If people are worried about calcium, they could try coconut milk, which has the calcium, magnesium, and potassium they’ll get from cow’s milk and is a wonderful tonic. I don’t recommend rice milk due to the sugar content. It’s still a heavily processed food. Many lactose-intolerant people find they can tolerate raw milk that hasn’t been pasteurized, which kills the enzymes needed for digestion.

Before they started using soy protein isolate they used soy flour, and that gave babies very bad gas. Once they started using soy protein isolate they were having fewer problems in terms of gas and overall digestability. Babies in the short term seemed to be doing better. The problems with hydrolyzed plant protein include that the processing creates MSG and other excitotoxins, and we get that with soy protein isolate as well.
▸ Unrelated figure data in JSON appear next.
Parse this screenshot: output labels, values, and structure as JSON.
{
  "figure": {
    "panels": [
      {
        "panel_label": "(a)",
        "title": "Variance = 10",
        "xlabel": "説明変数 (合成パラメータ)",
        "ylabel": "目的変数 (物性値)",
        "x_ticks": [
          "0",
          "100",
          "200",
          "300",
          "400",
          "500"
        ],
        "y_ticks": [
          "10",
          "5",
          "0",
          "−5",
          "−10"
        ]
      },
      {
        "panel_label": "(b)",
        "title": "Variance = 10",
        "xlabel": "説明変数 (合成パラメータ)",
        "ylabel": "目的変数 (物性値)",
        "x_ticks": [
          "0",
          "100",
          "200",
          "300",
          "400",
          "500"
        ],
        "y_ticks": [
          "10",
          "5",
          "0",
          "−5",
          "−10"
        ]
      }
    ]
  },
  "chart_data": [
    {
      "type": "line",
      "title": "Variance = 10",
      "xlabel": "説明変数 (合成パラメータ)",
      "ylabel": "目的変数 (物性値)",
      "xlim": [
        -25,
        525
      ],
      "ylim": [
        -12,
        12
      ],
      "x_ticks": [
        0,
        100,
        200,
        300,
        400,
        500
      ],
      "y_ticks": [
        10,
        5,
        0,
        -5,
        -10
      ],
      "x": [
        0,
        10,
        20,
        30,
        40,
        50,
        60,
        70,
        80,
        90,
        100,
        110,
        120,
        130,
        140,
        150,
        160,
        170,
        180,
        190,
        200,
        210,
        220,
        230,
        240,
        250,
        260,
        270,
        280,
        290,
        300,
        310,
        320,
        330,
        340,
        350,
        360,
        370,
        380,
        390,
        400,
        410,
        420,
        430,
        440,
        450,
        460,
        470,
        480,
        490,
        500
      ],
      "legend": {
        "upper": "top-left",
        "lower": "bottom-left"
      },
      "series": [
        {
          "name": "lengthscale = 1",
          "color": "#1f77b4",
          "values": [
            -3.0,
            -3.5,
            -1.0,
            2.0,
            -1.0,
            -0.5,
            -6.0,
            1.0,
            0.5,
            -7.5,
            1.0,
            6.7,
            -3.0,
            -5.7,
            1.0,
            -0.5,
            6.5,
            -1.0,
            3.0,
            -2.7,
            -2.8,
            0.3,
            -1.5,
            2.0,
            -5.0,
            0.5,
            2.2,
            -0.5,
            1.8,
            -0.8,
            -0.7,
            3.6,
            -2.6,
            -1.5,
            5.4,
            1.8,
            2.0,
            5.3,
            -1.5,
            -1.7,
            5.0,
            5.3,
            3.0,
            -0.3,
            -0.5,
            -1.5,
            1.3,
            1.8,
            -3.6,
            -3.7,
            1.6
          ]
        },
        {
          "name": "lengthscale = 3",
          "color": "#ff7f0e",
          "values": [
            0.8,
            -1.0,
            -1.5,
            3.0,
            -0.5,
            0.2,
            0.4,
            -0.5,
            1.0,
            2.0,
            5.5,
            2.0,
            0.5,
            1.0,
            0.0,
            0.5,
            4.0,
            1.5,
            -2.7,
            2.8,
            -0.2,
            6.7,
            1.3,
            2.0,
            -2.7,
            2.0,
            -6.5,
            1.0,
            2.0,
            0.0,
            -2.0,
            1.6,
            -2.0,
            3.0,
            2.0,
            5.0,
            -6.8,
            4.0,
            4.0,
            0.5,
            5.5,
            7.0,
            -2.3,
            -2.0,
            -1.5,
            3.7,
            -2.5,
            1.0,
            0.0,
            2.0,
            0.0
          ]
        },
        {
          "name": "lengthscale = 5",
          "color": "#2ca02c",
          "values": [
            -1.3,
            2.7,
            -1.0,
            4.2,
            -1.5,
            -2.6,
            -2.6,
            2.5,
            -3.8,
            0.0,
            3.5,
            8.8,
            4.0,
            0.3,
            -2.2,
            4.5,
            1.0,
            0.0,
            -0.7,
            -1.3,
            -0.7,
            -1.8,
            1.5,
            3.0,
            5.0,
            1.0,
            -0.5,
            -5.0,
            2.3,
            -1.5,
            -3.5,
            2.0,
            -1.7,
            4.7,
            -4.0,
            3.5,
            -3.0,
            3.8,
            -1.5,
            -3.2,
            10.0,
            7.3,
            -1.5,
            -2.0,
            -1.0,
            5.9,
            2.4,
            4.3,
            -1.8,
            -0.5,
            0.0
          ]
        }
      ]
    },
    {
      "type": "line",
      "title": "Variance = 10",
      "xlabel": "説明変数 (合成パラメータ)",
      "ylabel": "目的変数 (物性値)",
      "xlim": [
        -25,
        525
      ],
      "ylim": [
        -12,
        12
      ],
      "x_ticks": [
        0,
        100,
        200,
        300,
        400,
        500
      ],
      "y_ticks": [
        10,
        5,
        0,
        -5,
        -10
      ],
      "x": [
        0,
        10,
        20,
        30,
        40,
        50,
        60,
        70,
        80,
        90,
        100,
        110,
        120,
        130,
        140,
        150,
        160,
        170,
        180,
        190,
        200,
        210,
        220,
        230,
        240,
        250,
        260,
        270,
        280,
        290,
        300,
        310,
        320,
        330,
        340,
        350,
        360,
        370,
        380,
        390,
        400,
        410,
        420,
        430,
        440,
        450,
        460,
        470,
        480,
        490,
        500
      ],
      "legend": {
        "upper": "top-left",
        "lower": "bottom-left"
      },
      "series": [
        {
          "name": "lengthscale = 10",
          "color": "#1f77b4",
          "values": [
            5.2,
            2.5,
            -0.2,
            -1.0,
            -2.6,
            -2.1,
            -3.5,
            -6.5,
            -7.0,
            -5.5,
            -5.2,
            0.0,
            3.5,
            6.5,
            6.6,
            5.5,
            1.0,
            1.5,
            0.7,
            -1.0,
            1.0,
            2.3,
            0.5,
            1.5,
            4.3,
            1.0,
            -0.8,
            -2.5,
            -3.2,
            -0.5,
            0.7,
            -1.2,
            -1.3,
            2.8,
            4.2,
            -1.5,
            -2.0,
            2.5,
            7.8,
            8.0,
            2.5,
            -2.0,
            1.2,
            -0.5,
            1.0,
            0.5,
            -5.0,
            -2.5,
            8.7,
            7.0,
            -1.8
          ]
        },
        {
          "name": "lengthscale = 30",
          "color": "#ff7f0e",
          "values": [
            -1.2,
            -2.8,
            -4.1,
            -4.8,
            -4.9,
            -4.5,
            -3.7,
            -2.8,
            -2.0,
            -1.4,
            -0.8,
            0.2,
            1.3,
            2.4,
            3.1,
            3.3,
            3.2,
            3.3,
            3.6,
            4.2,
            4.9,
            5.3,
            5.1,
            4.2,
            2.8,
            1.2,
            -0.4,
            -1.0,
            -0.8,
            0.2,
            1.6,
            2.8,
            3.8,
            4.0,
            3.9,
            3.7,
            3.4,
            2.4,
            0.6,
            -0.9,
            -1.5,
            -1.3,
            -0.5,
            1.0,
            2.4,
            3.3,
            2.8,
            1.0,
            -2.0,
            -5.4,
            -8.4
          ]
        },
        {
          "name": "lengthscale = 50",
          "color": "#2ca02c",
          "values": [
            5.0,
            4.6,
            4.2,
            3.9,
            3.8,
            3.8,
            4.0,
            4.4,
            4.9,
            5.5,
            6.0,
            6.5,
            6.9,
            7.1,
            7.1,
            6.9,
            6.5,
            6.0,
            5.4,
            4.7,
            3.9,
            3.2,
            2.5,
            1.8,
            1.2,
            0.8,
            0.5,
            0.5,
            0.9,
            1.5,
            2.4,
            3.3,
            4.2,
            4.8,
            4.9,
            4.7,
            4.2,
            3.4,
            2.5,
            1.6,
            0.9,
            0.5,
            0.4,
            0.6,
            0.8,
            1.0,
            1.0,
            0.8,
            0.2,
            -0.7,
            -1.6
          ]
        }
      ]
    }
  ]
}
Also, the protein is unstable when soybeans are cooked a long time. It’s a very tricky thing to not cook them too long or to cook them long enough—it varies from bean to bean. Some of the USDA studies were going on for years: how to do that processing to make it work. Then they finally gave up. What’s happened is some of the things they tried to get rid of they’re now marketing as things that can prevent cancer or prevent problems. They take something that’s bad and turn it into something that’s good. Every time they remove a component of soy, they have another thing they can sell.

In Kenya, the soy industry is talking to bakers, teaching them to use soy flour in baked goods, and down in Johannesburg they’re working on using soy protein shake powders to help AIDS patients. When the tsunami hit, the soy industry was right there giving people assistance and free soy products. Rather than help the people pick up the pieces and get their small farms back together, they’re replacing the local foods with something that’s global.

WhiteWave Foods, which makes Silk Soymilk, started out as a small company in Boulder, but it is now owned by Dean Foods. You see it in supermarkets everywhere. And Dean Foods—you don’t have to look very far to see what kind of products they’re selling. Kellogg and Dean and Con-Agra—all these big companies own what used to be small-time companies. New standards for organics means quality assurance goes down. We need to be looking at buying locally. Transportation alone has a very serious toll on the environment.

Do you think we should have a warning label here in the US?

That’s the next step to take. I will be involved with three petitions to the FDA. The first will be to remove the current health claim that soy prevents heart disease. It’s been on foods since November 1999, and in fact, soy food sales went from less than a billion to $4 billion between 1999 and 2004. They had planned to get a “soy prevents cancer” claim but we put a stop to that. Last year, the American Heart Association retracted its position on soy. They’re now saying soy does not prevent heart disease or lower cholesterol. Secondly we’re going to petition the FDA to remove the GRAS status for soy protein isolate. The third will have to do with putting warning labels on soy foods.

Do you think that labeling will be a reality in the US?

We’re hopeful our petitions work but the other part is that we’re bringing attention to the issues. What amazes me is that so many vegetarians and vegans will say that the FDA would never have approved a “soy prevents heart disease” claim unless there was good strong evidence. Hello! This is the same FDA that gave us Vioxx and aspartame!

I’m sure in Berkeley in the ’60s there were little companies that made tofu and soymilk, and people still believe soy is that kind of food. What they’re not getting is that we have Big Pharma and now we have Big Soy. It is a global industry. The industry is whining because growth has slowed. They’re hoping for the next big product. They had high hopes that soy protein sales would go from four to eight billion by 2007 with the “soy prevents cancer” health claim, but we killed that for them.